One of the most glorious things in my life happened this morning. Our sweet little energetic Chloe bounded out of bed early on a Saturday morning and offered her “sous chef” skills. She requested permission to prepare herself bread with almond butter and jelly.
Before I go any further, you should know that I am neurotic about MY kitchen. It comes from my background working with food, when cooking happened in a clean white jacket and everything was organized and labeled, it’s a system not everyone appreciates like I do, particularly 6 year olds.
My bed was warm and my back ached, so I granted permission and off she went. I prepared myself for a sticky counter and jars with missing lids, realistic expectations go a long way when finding balance with the force that is Chloe. I went down and much to my surprise, there was no evidence that my little sous chef had been in my domain. I asked her where the jelly was. She opened the door to the fridge and said “mise en place!” It was a miracle, she does hear what I say! It was so much more though. Everything does have its place and that’s why I’ve been struggling with October.
Eight years ago when Claire was diagnosed with RTT October was Rett Syndrome awareness month. An article in the paper actually led to us meeting other families, it was a point in time that raising awareness was crucial. This year I have struggled to raise awareness as it feels like I talk about Rett all year-long, I don’t want to be the person who just talks about their issues and constantly takes. Yet the slow constant stream of progress needs to be shared.
I am working to find a new place for Rett syndrome in our life. It ‘s not in the center and it certainly won’t dominate an entire month for me. It’s always going to be there, guiding many of our decisions, setting some boundaries and testing our limits. I don’t have an answer for this today but I do know that I am looking for a new place for Rett Syndrome, everything deserves it’s place, just not in the center.

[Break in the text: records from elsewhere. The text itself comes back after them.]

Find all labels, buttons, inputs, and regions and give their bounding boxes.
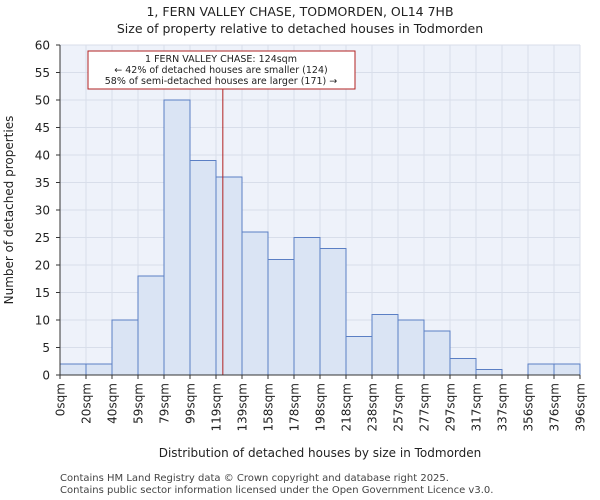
annotation-line-1: 1 FERN VALLEY CHASE: 124sqm (145, 54, 297, 65)
x-tick-218sqm: 218sqm (340, 383, 354, 431)
bar-376sqm (553, 363, 581, 376)
x-axis-label: Distribution of detached houses by size … (159, 446, 482, 460)
x-tick-356sqm: 356sqm (522, 383, 536, 431)
x-tick-139sqm: 139sqm (236, 383, 250, 431)
bars-group (59, 99, 581, 376)
x-tick-297sqm: 297sqm (444, 383, 458, 431)
y-axis-label: Number of detached properties (2, 116, 16, 305)
y-tick-15: 15 (35, 286, 50, 300)
footer-licence: Contains public sector information licen… (60, 485, 494, 496)
bar-218sqm (345, 336, 373, 376)
x-tick-396sqm: 396sqm (574, 383, 588, 431)
y-tick-10: 10 (35, 314, 50, 328)
y-tick-5: 5 (42, 341, 50, 355)
x-tick-99sqm: 99sqm (184, 383, 198, 424)
footer-copyright: Contains HM Land Registry data © Crown c… (60, 473, 449, 484)
x-tick-158sqm: 158sqm (262, 383, 276, 431)
x-tick-labels: 0sqm 20sqm 40sqm 59sqm 79sqm 99sqm 119sqm 139sq… (54, 375, 588, 431)
x-tick-0sqm: 0sqm (54, 383, 68, 416)
bar-238sqm (371, 314, 399, 376)
y-tick-labels: 0 5 10 15 20 25 30 35 40 45 50 55 60 (35, 39, 60, 383)
y-tick-20: 20 (35, 259, 50, 273)
x-tick-238sqm: 238sqm (366, 383, 380, 431)
y-tick-35: 35 (35, 176, 50, 190)
x-tick-178sqm: 178sqm (288, 383, 302, 431)
x-tick-40sqm: 40sqm (106, 383, 120, 424)
bar-79sqm (163, 99, 191, 376)
bar-277sqm (423, 330, 451, 376)
bar-158sqm (267, 259, 295, 376)
chart-subtitle: Size of property relative to detached ho… (116, 21, 484, 36)
bar-178sqm (293, 237, 321, 376)
bar-139sqm (241, 231, 269, 376)
annotation-line-3: 58% of semi-detached houses are larger (… (105, 76, 338, 87)
x-tick-20sqm: 20sqm (80, 383, 94, 424)
y-tick-0: 0 (42, 369, 50, 383)
annotation-frame (87, 50, 356, 90)
y-tick-40: 40 (35, 149, 50, 163)
y-tick-30: 30 (35, 204, 50, 218)
annotation-line-2: ← 42% of detached houses are smaller (12… (114, 65, 327, 76)
y-tick-25: 25 (35, 231, 50, 245)
x-tick-317sqm: 317sqm (470, 383, 484, 431)
bar-40sqm (111, 319, 139, 376)
bar-297sqm (449, 358, 477, 376)
x-tick-198sqm: 198sqm (314, 383, 328, 431)
bar-198sqm (319, 248, 347, 376)
bar-317sqm (475, 369, 503, 376)
x-tick-79sqm: 79sqm (158, 383, 172, 424)
bar-257sqm (397, 319, 425, 376)
x-tick-119sqm: 119sqm (210, 383, 224, 431)
bar-59sqm (137, 275, 165, 376)
y-tick-50: 50 (35, 94, 50, 108)
x-tick-376sqm: 376sqm (548, 383, 562, 431)
x-tick-337sqm: 337sqm (496, 383, 510, 431)
x-tick-59sqm: 59sqm (132, 383, 146, 424)
annotation-box: 1 FERN VALLEY CHASE: 124sqm ← 42% of det… (87, 50, 356, 90)
bar-20sqm (85, 363, 113, 376)
y-tick-45: 45 (35, 121, 50, 135)
x-tick-277sqm: 277sqm (418, 383, 432, 431)
bar-356sqm (527, 363, 555, 376)
y-tick-60: 60 (35, 39, 50, 53)
y-tick-55: 55 (35, 66, 50, 80)
bar-0sqm (59, 363, 87, 376)
bar-99sqm (189, 160, 217, 376)
bar-119sqm (215, 176, 243, 376)
chart-title: 1, FERN VALLEY CHASE, TODMORDEN, OL14 7H… (146, 4, 454, 19)
x-tick-257sqm: 257sqm (392, 383, 406, 431)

2 thoughts on “Mise En Place”
We are in sync lately you and I. I too couldn’t commit to crusading as I have in years’ past. I’ve been too exhausted watching as Eva claws consciousness back from the seizures that were robbing 85% of her waking moments. Thank God the medicine that probably wouldn’t work did work. Now, she’s 75% cognizant and I’m glad.
But now I feel exposed, and tired just from writing that to you and our friends here. And I don’t want to feel that way all the time. Raw, showing where I’m bleeding.
So I posted the Today Show and I pointed out what month it is. And I think that’s going to have to be enough. Because you and I Colleen, we cannot give more or better than our best. And I love your best best and your worst best.
Um, that was me, Rebecca Wood. Sorry. Too many accounts over here.